The last few months have been very trying. I’ve been on the run for my life, dodging the death-wielding cronies of Dale Luck as he sought revenge for my scathing review of Gridlee. I’ve seen many horrors, more than any person should ever be forced to witness. I’ve committed a bevy of unspeakable acts and atrocities; I’ve killed men and fathered children. I’ve been to the top of the mountain, and it was high-up and cold.

Just when I thought I had reached my breaking point, I found myself with a reason to persevere. In the basement of the Alamo, while huddled within a dogpile of vagrants of ill-repute, I discovered a dusty arcade cabinet with the faded words Mister Viking emblazoned on the side. Suddenly, life was worth living again.

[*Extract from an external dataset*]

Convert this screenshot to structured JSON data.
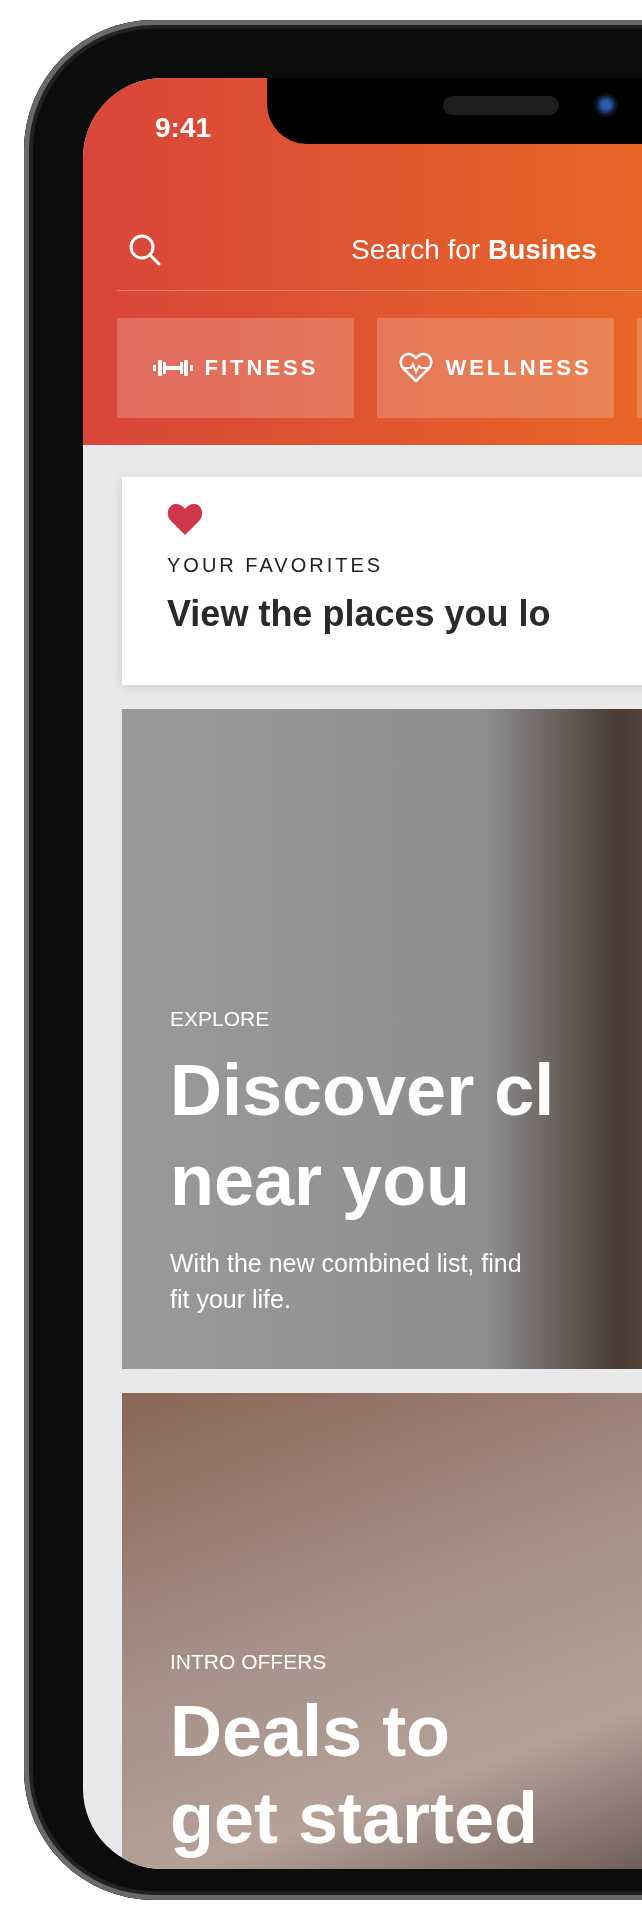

The game itself is played on a screen format that is longer than it is wide, almost two-fold. Right from the start, my mind was shattered, washed clean and reassembled into something better. Every game up until now (that piece of trash Gridlee included) had been presented in the shape of a square. But not Mister Viking. This little hotshot bucked those antiquated trends and danced to the beat of a different, taller drum.

Mister Viking

But Mister Viking‘s revelatory nature didn’t stop there. It may loosely resemble games like Commando, but it’s actually more of a shooter in the vein of 1943. Although you have free-range motion, the enemies approach from the top of the screen in a downward assault. Don’t let their giddy appearances fool you; those D-bags put up quite a fight.

You also start the level by swooping in on an airship of Viking death and destruction, ready to pillage giant strawberry houses. It’s awesome.

Truth be told, I’m not at all surprised that Sega birthed this hellspawn. They’ve been responsible for a majority of the better titles I’ve come across in my Internet Archive reviews. And god bless them. If it hadn’t have been for Mister Viking, I probably would still be rotting in that Alamo basement deep in the heart of Texas, where the stars shine bright and big at night.

Mister Viking

It was because of this rebel — this devil-may-care game — that I was able to scrape together what little dignity and purpose I still had, write this review, steal a car, and head back to Minneapolis to reclaim all that had been stolen from me. No more running, no more hiding.

I’m coming for you, Dale Luck, so you’d better be ready with that checkbook. There’s gonna be hell to pay!